Soon after, my daughter had my grandson. I was in the delivery room with her and a miracle happened. The moment I saw this precious baby, my head screamed, “This was worth living for!” I finally found something worthy of living for. All the things that happened to me were worth going through to be here for this moment. My next thought was no one should have to wait 42 years to be glad to be alive. My passion to have people realize life was worth living was born. This became my life’s path. I knew those words written to me in my journal were true. I knew there was something I was supposed to do in the world. 
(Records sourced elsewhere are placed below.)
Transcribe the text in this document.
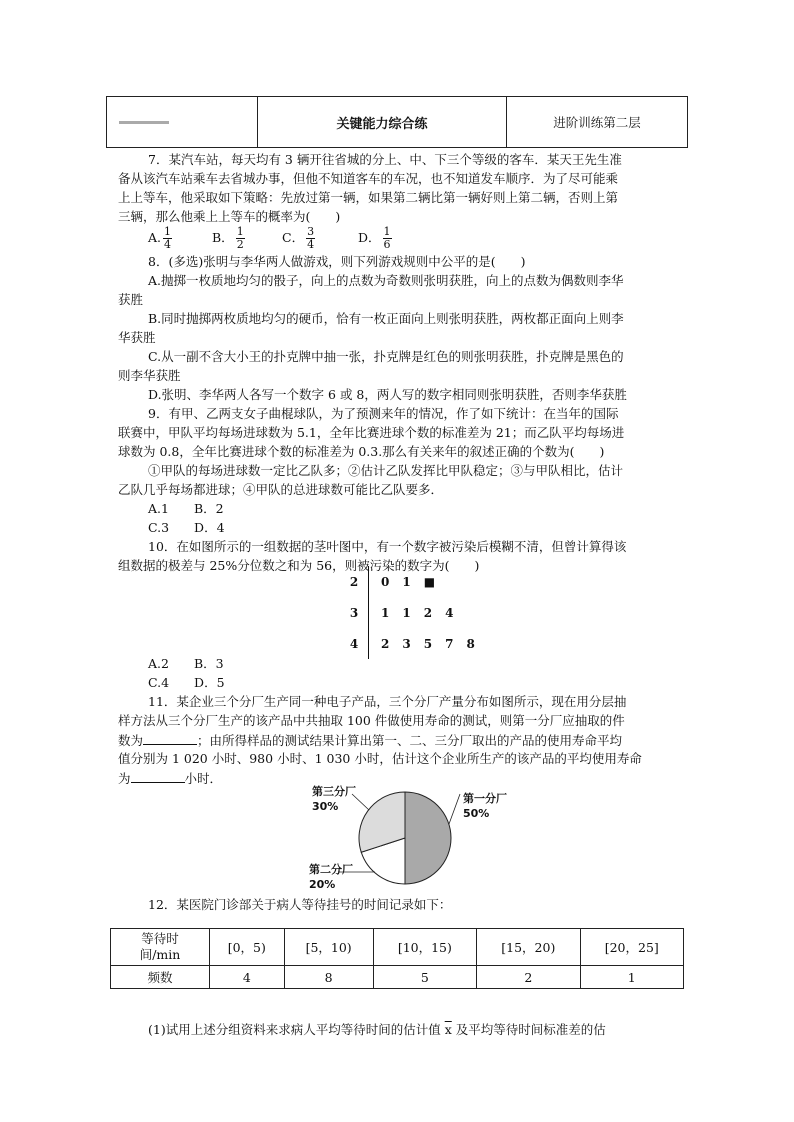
关键能力综合练	进阶训练第二层
7．某汽车站，每天均有 3 辆开往省城的分上、中、下三个等级的客车．某天王先生准
备从该汽车站乘车去省城办事，但他不知道客车的车况，也不知道发车顺序．为了尽可能乘
上上等车，他采取如下策略：先放过第一辆，如果第二辆比第一辆好则上第二辆，否则上第
三辆，那么他乘上上等车的概率为(　　)
A. $\frac{1}{4}$	B． $\frac{1}{2}$	C． $\frac{3}{4}$	D． $\frac{1}{6}$
8．(多选)张明与李华两人做游戏，则下列游戏规则中公平的是(　　)
A.抛掷一枚质地均匀的骰子，向上的点数为奇数则张明获胜，向上的点数为偶数则李华
获胜
B.同时抛掷两枚质地均匀的硬币，恰有一枚正面向上则张明获胜，两枚都正面向上则李
华获胜
C.从一副不含大小王的扑克牌中抽一张，扑克牌是红色的则张明获胜，扑克牌是黑色的
则李华获胜
D.张明、李华两人各写一个数字 6 或 8，两人写的数字相同则张明获胜，否则李华获胜
9．有甲、乙两支女子曲棍球队，为了预测来年的情况，作了如下统计：在当年的国际
联赛中，甲队平均每场进球数为 5.1，全年比赛进球个数的标准差为 21；而乙队平均每场进
球数为 0.8，全年比赛进球个数的标准差为 0.3.那么有关来年的叙述正确的个数为(　　)
①甲队的每场进球数一定比乙队多；②估计乙队发挥比甲队稳定；③与甲队相比，估计
乙队几乎每场都进球；④甲队的总进球数可能比乙队要多．
A.1　　B．2
C.3　　D．4
10．在如图所示的一组数据的茎叶图中，有一个数字被污染后模糊不清，但曾计算得该
组数据的极差与 25%分位数之和为 56，则被污染的数字为(　　)
2	0 1 ■
3	1 1 2 4
4	2 3 5 7 8
A.2　　B．3
C.4　　D．5
11．某企业三个分厂生产同一种电子产品，三个分厂产量分布如图所示，现在用分层抽
样方法从三个分厂生产的该产品中共抽取 100 件做使用寿命的测试，则第一分厂应抽取的件
数为	；由所得样品的测试结果计算出第一、二、三分厂取出的产品的使用寿命平均
值分别为 1 020 小时、980 小时、1 030 小时，估计这个企业所生产的该产品的平均使用寿命
为	小时．
第三分厂
30%
第一分厂
50%
第二分厂
20%
12．某医院门诊部关于病人等待挂号的时间记录如下：
等待时
间/min	[0，5)	[5，10)	[10，15)	[15，20)	[20，25]
频数	4	8	5	2	1
(1)试用上述分组资料来求病人平均等待时间的估计值 $\overline{x}$ 及平均等待时间标准差的估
Once I knew I had a place in the world, I began to work with the mental health professionals more vigorously. I learned how I was feeling from the way I fantasized about dying. Those feelings I could not define, were an expression of my emotions. Vivid, boldly bloody was an expression of angry hurt and I wanted everyone to know. Quiet desperation was an expression of the hopelessness and trapped feeling usually centered on loneliness. I learned I had a right to say NO and the NO was to be respected. On the one occasion when I died for a few minutes after an attempt to take my own life, I learned I was more than my body. I had a soul and a purpose. I learned I had value and was not placed on earth to be hurt by others. I learned that the message given to me by God was right. Just like my caseworker helped me by telling her story, I too could help others by telling mine. I found I could even change systems by telling my experiences within those systems. So much of what we call mental illness is a reaction to trauma. I can give a real face to this. Countries began inviting me to speak at their conferences. I can see conversations about mental illness and suicide changing and I am a part of that change. I became a light out of the dark pain of despair. 

What I now know, is all those events causing me pain and hurt molded the me I am today. I would not change any of them, even if I could. Why, might you ask? Because today I love me! I love that my story helps others heal. I love that I help lead people out of their pain, just as was predicted. God and I are on good terms, and I understand the why and am thankful for the wisdom. Today I love my life. I love the changes I make because of my life experiences. My life is full of passion and direction. I make a difference for myself and for others. While I will work to ensure no one would ever have to walk my path of pain, I am grateful to know, I was never walking that path truly alone. Today, I am no longer a victim. I am a survivor. I am the victor!